On the blog: Moira Forsyth on gifts for the novelist
Some major life events are a gift to the novelist; weddings and funerals come to mind immediately. Funerals are ideal. The mysterious mourner turning up (a former mistress, an unacknowledged son, the murderer?), the reading of the will, the graveside drama – endless possibilities.
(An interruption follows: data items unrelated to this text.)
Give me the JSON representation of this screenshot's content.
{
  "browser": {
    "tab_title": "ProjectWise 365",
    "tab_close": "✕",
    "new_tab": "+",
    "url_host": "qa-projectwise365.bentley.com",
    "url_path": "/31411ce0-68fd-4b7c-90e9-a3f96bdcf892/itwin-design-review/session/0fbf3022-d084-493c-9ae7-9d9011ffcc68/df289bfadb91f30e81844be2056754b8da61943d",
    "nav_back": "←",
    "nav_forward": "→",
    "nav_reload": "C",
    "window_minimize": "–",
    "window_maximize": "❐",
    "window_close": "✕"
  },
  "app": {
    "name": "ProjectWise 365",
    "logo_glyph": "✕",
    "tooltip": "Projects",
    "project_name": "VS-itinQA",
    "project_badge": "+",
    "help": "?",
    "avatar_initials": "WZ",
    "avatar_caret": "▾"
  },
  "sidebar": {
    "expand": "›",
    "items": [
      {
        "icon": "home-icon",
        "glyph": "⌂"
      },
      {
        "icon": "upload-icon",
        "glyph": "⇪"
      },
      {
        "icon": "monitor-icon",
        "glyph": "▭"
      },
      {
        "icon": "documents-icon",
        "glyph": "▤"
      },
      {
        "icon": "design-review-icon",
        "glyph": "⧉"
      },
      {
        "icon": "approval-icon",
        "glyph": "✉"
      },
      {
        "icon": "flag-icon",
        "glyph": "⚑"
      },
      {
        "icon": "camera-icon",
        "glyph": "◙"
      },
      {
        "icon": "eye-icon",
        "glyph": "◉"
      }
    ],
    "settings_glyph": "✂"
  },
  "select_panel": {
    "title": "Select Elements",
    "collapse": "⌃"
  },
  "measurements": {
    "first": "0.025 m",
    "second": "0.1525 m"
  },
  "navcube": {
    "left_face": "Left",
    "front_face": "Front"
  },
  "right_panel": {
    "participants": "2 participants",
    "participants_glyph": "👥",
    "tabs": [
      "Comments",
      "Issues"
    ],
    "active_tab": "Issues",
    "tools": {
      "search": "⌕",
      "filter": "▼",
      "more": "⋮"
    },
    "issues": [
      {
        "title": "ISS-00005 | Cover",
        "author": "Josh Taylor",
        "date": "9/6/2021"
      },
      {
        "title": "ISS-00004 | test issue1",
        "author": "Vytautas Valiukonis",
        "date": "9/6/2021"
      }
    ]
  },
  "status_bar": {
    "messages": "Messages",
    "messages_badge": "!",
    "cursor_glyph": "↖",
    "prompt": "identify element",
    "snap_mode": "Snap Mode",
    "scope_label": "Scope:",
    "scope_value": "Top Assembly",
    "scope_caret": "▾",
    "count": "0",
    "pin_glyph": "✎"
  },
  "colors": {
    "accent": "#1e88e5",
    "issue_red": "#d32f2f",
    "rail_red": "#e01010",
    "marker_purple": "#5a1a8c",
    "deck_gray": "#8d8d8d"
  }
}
Another source of rich material is Christmas, especially if, like me, you write a lot about families. Could there be a better opportunity to generate conflict and create a crisis? People come to weddings and funerals united by a common purpose and – more or less – similar emotions. No such assumption can be made about Christmas, when too many of us are dragooned or guilt-tripped into spending far more time than they would ever choose with relatives, their own or other people’s. It’s also a wonderful opportunity to set up expectations and then lay bare how far short of them we fall. Dickens’ Christmas Carol is a superb example: Scrooge despises festive cheer, and only the terror struck in his icy heart by three ghosts has the power to move him – eventually – to pity and to warmer feelings.
One Christmas I woke from a dream that the turkey I’d put away carefully in the chill of the summerhouse (safe from my cats) came horrifically back to life, bald and footless, with awful reproach. In the kitchen, before anyone else woke up, as I realised this was too good to waste, I wrote the opening paragraph of Tell Me Where You Are.
Frances is preparing for a family Christmas with her sons, her parents and sister Gillian. Then she gets a phone call from her long-divorced husband Alec, who ran off with her other sister Susan thirteen years ago. She has not seen Susan since. Alec wants to bring Susan’s daughter, now a truculent fourteen year old, for Frances to look after ‘for a while’. He’s at his wits’ end, as Susan has disappeared. Frances says no, of course not, but Alec comes anyway, bringing Kate. Cue Christmas from hell.
The wonderful advantage of Christmas in a novel is you can introduce several important characters at once and make them rapidly familiar to the reader. You can also sow the seeds of future drama or mystery. The more I think about it, the more I wonder that Christmas isn’t an essential part of most novels!